What is implemented, what was tested and dropped, and what remains.

Per-step intensity scheduling — implemented

generate_band_steered takes an optional schedule(step, n_steps) -> [0, 1] multiplier on the user's base strength, applied per generation step via tracer.iter. dim_schedule (linear taper) and start_schedule (steer the opening tokens) keep hard-steered generations fluent while preserving the strength dial. These are the remote-feasible schedules from Scalena, Sarti & Nissim, Multi-property Steering with Dynamic Activation Composition (BlackboxNLP 2024, https://aclanthology.org/2024.blackboxnlp-1.34/).

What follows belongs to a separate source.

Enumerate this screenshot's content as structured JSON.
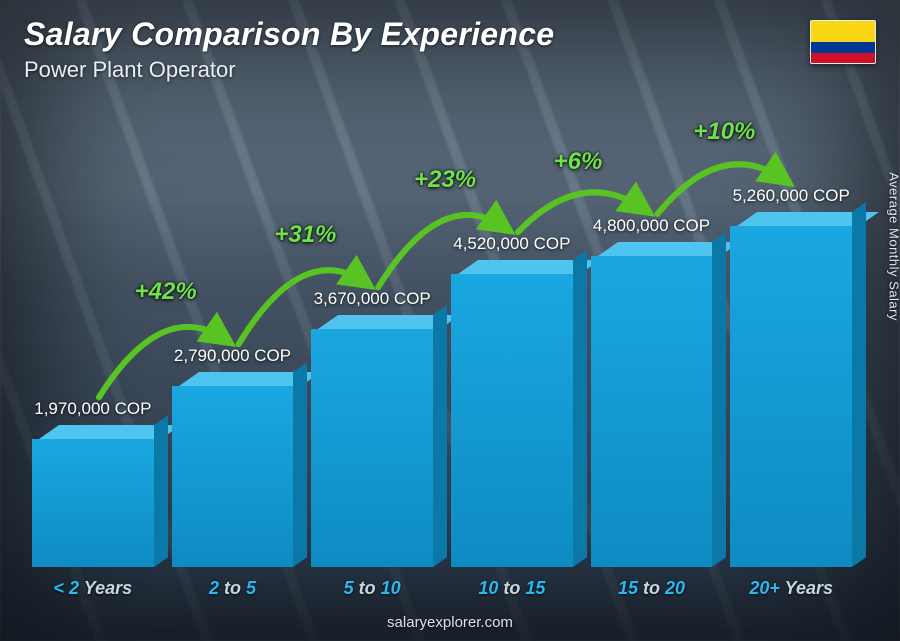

Full KL-adaptive DAC (their Eq. 6) — tested, not adopted. It sets intensity fully automatically from a KL criterion (no dial) and is a per-token feedback loop, so it is local-only and cannot run on the remote path. The simple, dial-preserving schedules above deliver the same fluency benefit, so DAC is not kept in the core.

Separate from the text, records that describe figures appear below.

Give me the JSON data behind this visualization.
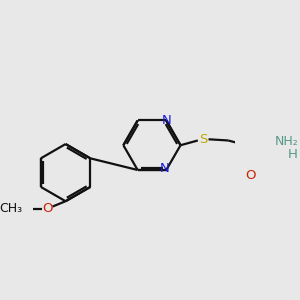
{
  "bg_color": "#e8e8e8",
  "bond_color": "#111111",
  "bond_width": 1.6,
  "atom_colors": {
    "N": "#1c1cdd",
    "O": "#cc2200",
    "S": "#bbaa00",
    "NH2_N": "#559988",
    "H": "#559988"
  },
  "font_size": 9.5,
  "dbo": 0.038
}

Per-position direction extraction — tested, not adopted

The paper extracts a separate direction per generation step. We tested this (K=50 minimal pairs, per-position contrast at the answer tokens): the per-position directions drift from each other but largely as noise, each still tracks the pooled direction, and there is no evidence they steer better than the single pooled vector across a layer band. For a global persona attribute, per-position extraction adds a heavier pipeline for no gain. See the report appendix.

Trait vectors on the Hub

Local persistence is implemented (TraitVectorStore + traits.save_trait_deltas / load_trait_direction / load_trait_band, reading the per-layer mean delta from artifacts/trait_vectors/). Only Hub loading remains: add an HFTraitVectorStore mirroring HFPersonaVectorStore (and a TraitVectorSource union over the two) so trait vectors load from the Hub or disk through one contract.